Good luck! For any clarifications please contact me.

Note: Please send your reports either in .tex, .pdf, or .ps (no Word docs) and your cleaned packed (.zip) project to edan85.

Making the Presentation

 

The project presentation should be a summary of the final report. Emphasize the custom parts, the problems you encountered, your solutions to these and lessons learned.

Essential points:

  • Expect to talk for 15 minutes + 5 minutes questions/answers
  • Choose at most two people from the group who would actually talk
  • Have an intro slide with your project name, group member names and contact info
  • Present an overview of the hardware/software architecture
  • Present problems, solutions, lessons, conclusions

Expect no demo to take place during the presentation - this will happen during the last labs day.
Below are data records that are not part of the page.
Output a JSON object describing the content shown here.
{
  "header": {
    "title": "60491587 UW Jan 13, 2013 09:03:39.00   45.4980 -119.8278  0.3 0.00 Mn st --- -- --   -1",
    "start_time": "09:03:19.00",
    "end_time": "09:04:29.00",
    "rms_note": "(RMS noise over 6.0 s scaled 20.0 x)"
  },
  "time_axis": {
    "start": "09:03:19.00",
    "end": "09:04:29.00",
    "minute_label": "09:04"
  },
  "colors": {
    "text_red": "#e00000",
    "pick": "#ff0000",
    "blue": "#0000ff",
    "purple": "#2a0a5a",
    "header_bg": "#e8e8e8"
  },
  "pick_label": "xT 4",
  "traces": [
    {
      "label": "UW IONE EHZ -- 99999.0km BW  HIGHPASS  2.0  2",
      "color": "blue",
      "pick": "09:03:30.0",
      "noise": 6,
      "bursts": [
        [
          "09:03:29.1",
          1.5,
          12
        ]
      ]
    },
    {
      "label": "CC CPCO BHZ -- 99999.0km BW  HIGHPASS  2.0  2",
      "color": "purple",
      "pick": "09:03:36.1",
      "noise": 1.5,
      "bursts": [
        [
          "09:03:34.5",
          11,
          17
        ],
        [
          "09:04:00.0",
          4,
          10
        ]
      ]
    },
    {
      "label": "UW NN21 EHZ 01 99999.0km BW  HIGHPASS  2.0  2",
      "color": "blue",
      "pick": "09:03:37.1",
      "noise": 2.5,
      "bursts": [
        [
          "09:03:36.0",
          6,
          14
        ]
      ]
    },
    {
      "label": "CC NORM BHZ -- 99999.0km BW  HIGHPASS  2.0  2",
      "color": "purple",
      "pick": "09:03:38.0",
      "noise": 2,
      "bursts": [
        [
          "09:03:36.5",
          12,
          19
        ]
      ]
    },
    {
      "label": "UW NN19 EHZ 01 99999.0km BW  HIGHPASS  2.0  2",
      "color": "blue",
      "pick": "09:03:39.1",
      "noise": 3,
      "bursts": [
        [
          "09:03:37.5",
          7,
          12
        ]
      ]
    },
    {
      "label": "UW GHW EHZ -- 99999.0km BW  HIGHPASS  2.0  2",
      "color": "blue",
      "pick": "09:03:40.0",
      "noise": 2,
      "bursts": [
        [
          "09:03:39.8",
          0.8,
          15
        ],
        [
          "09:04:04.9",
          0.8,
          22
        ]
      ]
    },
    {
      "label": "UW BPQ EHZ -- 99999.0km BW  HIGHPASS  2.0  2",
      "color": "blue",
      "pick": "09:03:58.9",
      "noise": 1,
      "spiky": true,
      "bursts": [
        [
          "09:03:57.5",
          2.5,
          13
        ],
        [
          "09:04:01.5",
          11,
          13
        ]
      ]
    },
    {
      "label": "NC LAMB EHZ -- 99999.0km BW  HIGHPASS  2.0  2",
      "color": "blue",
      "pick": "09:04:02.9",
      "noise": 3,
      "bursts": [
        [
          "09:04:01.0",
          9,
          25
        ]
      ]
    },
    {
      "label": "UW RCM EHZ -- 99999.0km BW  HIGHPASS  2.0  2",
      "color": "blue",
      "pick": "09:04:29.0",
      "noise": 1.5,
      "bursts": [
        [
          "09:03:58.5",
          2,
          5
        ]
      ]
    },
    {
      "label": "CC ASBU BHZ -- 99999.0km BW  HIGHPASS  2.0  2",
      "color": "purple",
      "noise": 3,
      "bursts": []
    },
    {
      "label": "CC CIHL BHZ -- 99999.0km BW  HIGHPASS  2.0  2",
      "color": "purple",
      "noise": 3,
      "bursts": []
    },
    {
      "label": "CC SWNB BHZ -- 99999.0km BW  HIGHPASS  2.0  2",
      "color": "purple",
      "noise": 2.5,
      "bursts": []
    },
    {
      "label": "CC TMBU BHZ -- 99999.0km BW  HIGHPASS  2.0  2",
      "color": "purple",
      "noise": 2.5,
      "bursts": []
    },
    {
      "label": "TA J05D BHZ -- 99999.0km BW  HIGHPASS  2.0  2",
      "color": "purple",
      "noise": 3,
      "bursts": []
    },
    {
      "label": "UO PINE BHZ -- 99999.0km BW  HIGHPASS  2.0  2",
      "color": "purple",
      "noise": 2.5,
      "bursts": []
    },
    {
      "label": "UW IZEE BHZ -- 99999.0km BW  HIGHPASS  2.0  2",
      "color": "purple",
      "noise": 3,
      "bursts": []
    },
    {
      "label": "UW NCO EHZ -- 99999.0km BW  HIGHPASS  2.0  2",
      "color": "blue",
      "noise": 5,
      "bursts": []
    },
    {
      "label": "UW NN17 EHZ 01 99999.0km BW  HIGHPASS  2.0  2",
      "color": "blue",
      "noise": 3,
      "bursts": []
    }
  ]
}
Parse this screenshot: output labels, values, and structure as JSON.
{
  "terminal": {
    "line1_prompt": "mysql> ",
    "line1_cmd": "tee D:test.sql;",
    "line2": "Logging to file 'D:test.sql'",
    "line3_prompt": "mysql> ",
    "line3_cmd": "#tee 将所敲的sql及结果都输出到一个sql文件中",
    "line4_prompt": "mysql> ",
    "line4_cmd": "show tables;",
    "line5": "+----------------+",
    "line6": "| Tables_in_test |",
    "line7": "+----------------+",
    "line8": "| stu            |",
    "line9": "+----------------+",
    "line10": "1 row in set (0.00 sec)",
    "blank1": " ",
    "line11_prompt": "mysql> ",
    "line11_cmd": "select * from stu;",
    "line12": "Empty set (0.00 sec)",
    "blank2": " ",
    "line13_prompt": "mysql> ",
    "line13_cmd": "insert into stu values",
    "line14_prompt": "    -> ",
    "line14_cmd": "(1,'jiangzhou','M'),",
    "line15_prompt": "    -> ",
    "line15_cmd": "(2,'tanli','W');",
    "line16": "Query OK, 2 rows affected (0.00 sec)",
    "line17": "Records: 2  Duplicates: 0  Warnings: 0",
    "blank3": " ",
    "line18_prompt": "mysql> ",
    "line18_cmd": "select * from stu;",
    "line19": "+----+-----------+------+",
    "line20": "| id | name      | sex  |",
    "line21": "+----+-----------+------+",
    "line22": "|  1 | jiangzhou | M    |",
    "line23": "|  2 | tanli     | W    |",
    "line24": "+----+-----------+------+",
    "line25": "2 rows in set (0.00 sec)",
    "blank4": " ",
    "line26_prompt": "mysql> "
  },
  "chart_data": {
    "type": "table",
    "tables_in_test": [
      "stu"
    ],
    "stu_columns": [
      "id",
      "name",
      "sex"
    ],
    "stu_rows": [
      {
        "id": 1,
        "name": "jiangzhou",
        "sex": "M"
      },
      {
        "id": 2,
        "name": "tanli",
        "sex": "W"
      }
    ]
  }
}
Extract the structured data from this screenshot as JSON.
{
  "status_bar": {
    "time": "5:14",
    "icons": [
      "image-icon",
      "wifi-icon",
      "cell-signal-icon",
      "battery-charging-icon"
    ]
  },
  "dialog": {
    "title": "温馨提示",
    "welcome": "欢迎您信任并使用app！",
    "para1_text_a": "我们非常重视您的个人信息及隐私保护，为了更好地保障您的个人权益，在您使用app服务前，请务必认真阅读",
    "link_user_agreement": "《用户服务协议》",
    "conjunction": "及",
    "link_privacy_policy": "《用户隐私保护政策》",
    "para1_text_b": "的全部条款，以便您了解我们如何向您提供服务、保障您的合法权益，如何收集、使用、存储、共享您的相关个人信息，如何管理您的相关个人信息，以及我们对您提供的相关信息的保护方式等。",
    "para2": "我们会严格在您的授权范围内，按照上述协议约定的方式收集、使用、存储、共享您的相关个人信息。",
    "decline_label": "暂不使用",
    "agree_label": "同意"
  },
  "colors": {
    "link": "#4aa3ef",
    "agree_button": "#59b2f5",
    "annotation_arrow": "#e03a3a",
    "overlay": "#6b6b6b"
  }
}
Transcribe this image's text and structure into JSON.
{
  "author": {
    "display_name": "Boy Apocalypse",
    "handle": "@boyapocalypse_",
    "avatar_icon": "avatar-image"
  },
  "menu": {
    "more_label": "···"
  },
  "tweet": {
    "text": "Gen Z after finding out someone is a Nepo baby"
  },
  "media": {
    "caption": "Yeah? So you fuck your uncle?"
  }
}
Note: Please send your presentations either in .pdf or Open Office format to edan85. Alternatively bring your presentation on a memory stick or on your own laptop.

Grading

You will grade the presentation (33% grade) and the demo (33% grade) for your classmates. We will read and grade the reports (33% grade). (1% remains to be given by providence)

For this to happen, please show up for your colleagues presentation and demo! For the presentation you will have to grade the presentation style and the technical content. For the demo you will have to grade the realization, complexity and usability. You will be distributed forms you just need to check boxes in, on the presentation day.

NOTE: The decision of who passes is still ours, the course leaders'.